Would you recommend to other judges to become an EASO judicial trainer? In your view, what are the essential qualities a judicial trainer must possess?
Barbara Simma: Absolutely. Being an EASO judicial trainer is beneficial on so many levels. It is a great way to impart some of one’s own experience and knowledge, as well as an opportunity to meet colleagues from all over Europe. This helps to further one’s knowledge of the subject matter as well as to hone and develop communication skills (and in English, too!). In short, it was a very valuable experience that gave me at least as much back as I put in to the workshops as a co-trainer. And essential qualities are – apart from the obvious, some knowledge on the subject matter – a pinch of curiosity, no hesitation to try things out and a willingness to engage and to support others to engage.

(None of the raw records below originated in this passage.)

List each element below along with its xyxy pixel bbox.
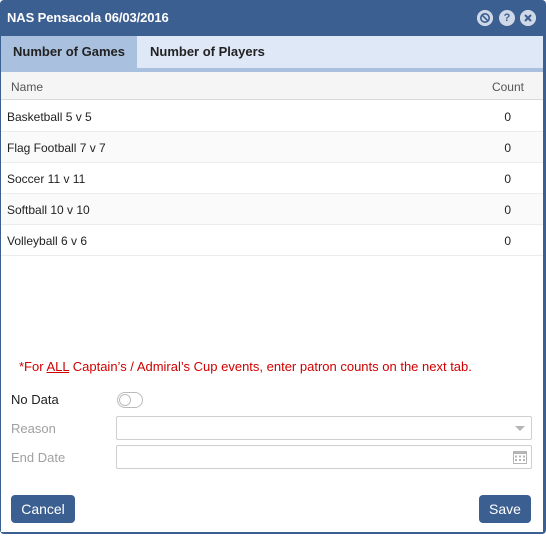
- minimize-icon[interactable]: [477, 10, 493, 26]
- column-header-name[interactable]: Name: [11, 80, 43, 94]
- row-count: 0: [504, 172, 511, 186]
- save-button[interactable]: Save: [479, 495, 531, 523]
- table-row[interactable]: Basketball 5 v 5 0: [1, 101, 543, 132]
- table-row[interactable]: Soccer 11 v 11 0: [1, 163, 543, 194]
- row-count: 0: [504, 141, 511, 155]
- notice-emphasis: ALL: [46, 359, 70, 374]
- row-name: Volleyball 6 v 6: [7, 234, 88, 248]
- help-icon[interactable]: ?: [499, 10, 515, 26]
- tab-number-of-players[interactable]: Number of Players: [138, 36, 277, 68]
- end-date-label: End Date: [11, 450, 66, 465]
- chevron-down-icon[interactable]: [515, 426, 525, 431]
- row-name: Softball 10 v 10: [7, 203, 90, 217]
- row-name: Flag Football 7 v 7: [7, 141, 106, 155]
- calendar-icon[interactable]: [513, 450, 527, 464]
- toggle-knob: [119, 394, 131, 406]
- row-count: 0: [504, 203, 511, 217]
- grid-rows: Basketball 5 v 5 0 Flag Football 7 v 7 0…: [1, 101, 543, 256]
- column-header-count[interactable]: Count: [492, 80, 524, 94]
- tab-number-of-games[interactable]: Number of Games: [1, 36, 137, 68]
- patron-count-notice: *For ALL Captain’s / Admiral’s Cup event…: [19, 359, 472, 374]
- notice-suffix: Captain’s / Admiral’s Cup events, enter …: [69, 359, 472, 374]
- end-date-field[interactable]: [116, 445, 532, 469]
- dialog-window: NAS Pensacola 06/03/2016 ? Number of Gam…: [0, 0, 546, 534]
- grid-header: Name Count: [1, 72, 543, 100]
- tab-bar: Number of Games Number of Players: [1, 36, 543, 72]
- no-data-label: No Data: [11, 392, 59, 407]
- table-row[interactable]: Volleyball 6 v 6 0: [1, 225, 543, 256]
- close-icon[interactable]: [520, 10, 536, 26]
- no-data-toggle[interactable]: [117, 392, 143, 408]
- reason-select[interactable]: [116, 416, 532, 440]
- reason-label: Reason: [11, 421, 56, 436]
- dialog-titlebar: NAS Pensacola 06/03/2016 ?: [0, 0, 546, 36]
- dialog-title: NAS Pensacola 06/03/2016: [7, 10, 169, 25]
- table-row[interactable]: Flag Football 7 v 7 0: [1, 132, 543, 163]
- dialog-body: Number of Games Number of Players Name C…: [1, 36, 543, 532]
- cancel-button[interactable]: Cancel: [11, 495, 75, 523]
- table-row[interactable]: Softball 10 v 10 0: [1, 194, 543, 225]
- row-name: Basketball 5 v 5: [7, 110, 92, 124]
- row-name: Soccer 11 v 11: [7, 172, 86, 186]
- row-count: 0: [504, 234, 511, 248]
- notice-prefix: *For: [19, 359, 47, 374]
- row-count: 0: [504, 110, 511, 124]
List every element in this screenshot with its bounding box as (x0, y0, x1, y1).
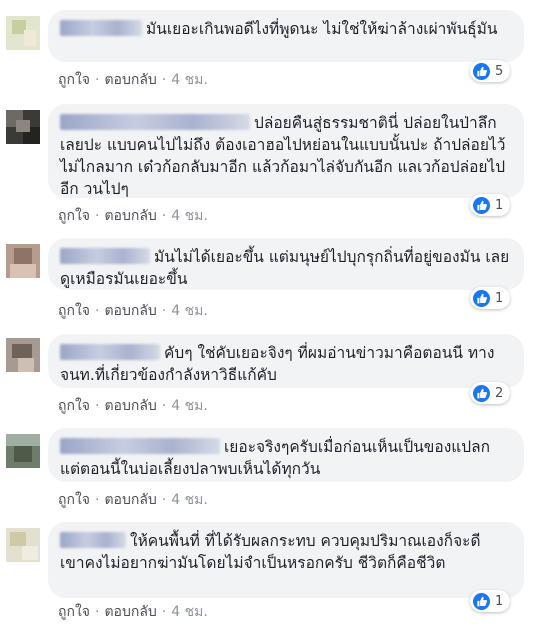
separator: · (161, 303, 167, 319)
like-thumb-icon (473, 384, 490, 402)
avatar[interactable] (6, 434, 40, 468)
reaction-count-value: 1 (495, 593, 504, 609)
reaction-count-value: 2 (495, 385, 504, 401)
separator: · (161, 72, 167, 88)
reaction-count[interactable]: 2 (470, 382, 511, 404)
separator: · (95, 398, 100, 414)
comment-bubble: ปล่อยคืนสู่ธรรมชาตินี่ ปล่อยในป่าลึกเลยป… (48, 104, 524, 198)
commenter-name[interactable] (60, 114, 250, 130)
separator: · (95, 72, 100, 88)
timestamp[interactable]: 4 ชม. (171, 601, 208, 623)
comment-bubble: มันไม่ได้เยอะขึ้น แต่มนุษย์ไปบุกรุกถิ่นท… (48, 238, 524, 290)
comment-actions: ถูกใจ · ตอบกลับ · 4 ชม. (58, 69, 208, 91)
reaction-count[interactable]: 1 (470, 287, 511, 309)
reply-link[interactable]: ตอบกลับ (104, 395, 156, 417)
like-thumb-icon (473, 289, 490, 307)
like-link[interactable]: ถูกใจ (58, 300, 90, 322)
commenter-name[interactable] (60, 344, 160, 360)
like-link[interactable]: ถูกใจ (58, 489, 90, 511)
separator: · (161, 492, 167, 508)
reaction-count-value: 5 (495, 63, 504, 79)
timestamp[interactable]: 4 ชม. (171, 489, 208, 511)
commenter-name[interactable] (60, 248, 150, 264)
avatar[interactable] (6, 110, 40, 144)
reaction-count-value: 1 (495, 290, 504, 306)
separator: · (95, 208, 100, 224)
comment-bubble: มันเยอะเกินพอดีไงที่พูดนะ ไม่ใช่ให้ฆ่าล้… (48, 10, 524, 62)
comment-actions: ถูกใจ · ตอบกลับ · 4 ชม. (58, 601, 208, 623)
comment-actions: ถูกใจ · ตอบกลับ · 4 ชม. (58, 489, 208, 511)
like-thumb-icon (473, 592, 490, 610)
like-link[interactable]: ถูกใจ (58, 395, 90, 417)
like-link[interactable]: ถูกใจ (58, 205, 90, 227)
separator: · (161, 208, 167, 224)
comment-bubble: ให้คนพื้นที่ ที่ได้รับผลกระทบ ควบคุมปริม… (48, 522, 524, 598)
comment-bubble: เยอะจริงๆครับเมื่อก่อนเห็นเป็นของแปลกแต่… (48, 428, 524, 482)
reaction-count[interactable]: 5 (470, 60, 511, 82)
reply-link[interactable]: ตอบกลับ (104, 69, 156, 91)
commenter-name[interactable] (60, 438, 220, 454)
separator: · (161, 398, 167, 414)
comment-actions: ถูกใจ · ตอบกลับ · 4 ชม. (58, 300, 208, 322)
timestamp[interactable]: 4 ชม. (171, 300, 208, 322)
reply-link[interactable]: ตอบกลับ (104, 300, 156, 322)
like-thumb-icon (473, 62, 490, 80)
like-link[interactable]: ถูกใจ (58, 69, 90, 91)
avatar[interactable] (6, 16, 40, 50)
comment-actions: ถูกใจ · ตอบกลับ · 4 ชม. (58, 395, 208, 417)
timestamp[interactable]: 4 ชม. (171, 69, 208, 91)
avatar[interactable] (6, 528, 40, 562)
separator: · (95, 303, 100, 319)
like-link[interactable]: ถูกใจ (58, 601, 90, 623)
comment-actions: ถูกใจ · ตอบกลับ · 4 ชม. (58, 205, 208, 227)
avatar[interactable] (6, 244, 40, 278)
separator: · (95, 604, 100, 620)
timestamp[interactable]: 4 ชม. (171, 205, 208, 227)
reply-link[interactable]: ตอบกลับ (104, 489, 156, 511)
commenter-name[interactable] (60, 532, 126, 548)
reaction-count-value: 1 (495, 197, 504, 213)
like-thumb-icon (473, 196, 490, 214)
reaction-count[interactable]: 1 (470, 194, 511, 216)
timestamp[interactable]: 4 ชม. (171, 395, 208, 417)
separator: · (95, 492, 100, 508)
reaction-count[interactable]: 1 (470, 590, 511, 612)
reply-link[interactable]: ตอบกลับ (104, 205, 156, 227)
commenter-name[interactable] (60, 20, 142, 36)
comment-text: มันเยอะเกินพอดีไงที่พูดนะ ไม่ใช่ให้ฆ่าล้… (146, 20, 498, 38)
separator: · (161, 604, 167, 620)
avatar[interactable] (6, 338, 40, 372)
reply-link[interactable]: ตอบกลับ (104, 601, 156, 623)
comment-bubble: คับๆ ใช่คับเยอะจิงๆ ที่ผมอ่านข่าวมาคือตอ… (48, 334, 524, 388)
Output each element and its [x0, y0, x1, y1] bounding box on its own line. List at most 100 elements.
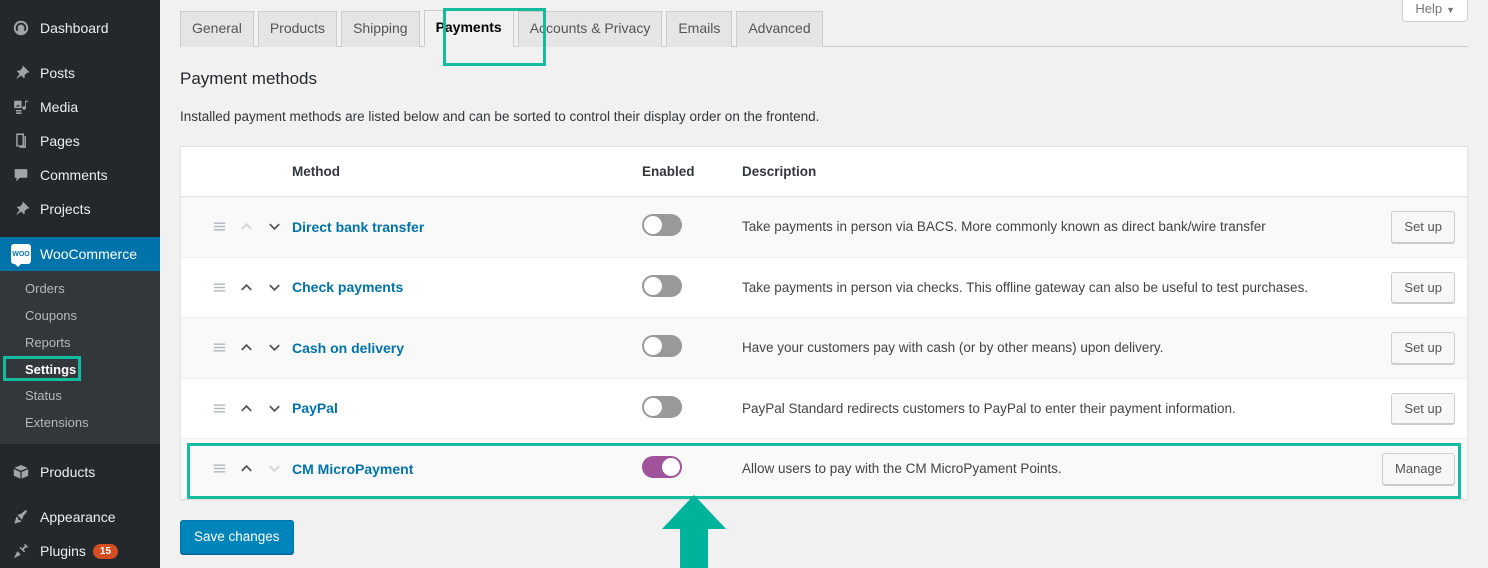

John Stanley: I would. I think being a judicial trainer enriches one’s work as a judge or tribunal member. It prompts clear thinking, and to be clear on the justification for a point of view (or to question it). It allows a decision maker to benefit from the experiences and perspectives of those from other legal traditions. Some important qualities for an EASO judicial trainer seem to me include curiosity and openness to learning, an interest in finding practical solutions to problems faced by judges, and appreciation and enjoyment of cooperation. Of course, having good experience and knowledge of asylum law is important too, though I think that it’s more important again for the trainer to be aware of the limits of that knowledge, and to be agile with it.
Is there anything else you would like to add?
Barbara Simma: No, except thank you!
John Stanley: Just to say thank you to Basia, Eleni, Isidoros, Paul, Nicolas, and all at EASO for being such good colleagues, and providing great support, both to me as a trainer, and to all of us who benefit from the work of EASO in our decision making every day.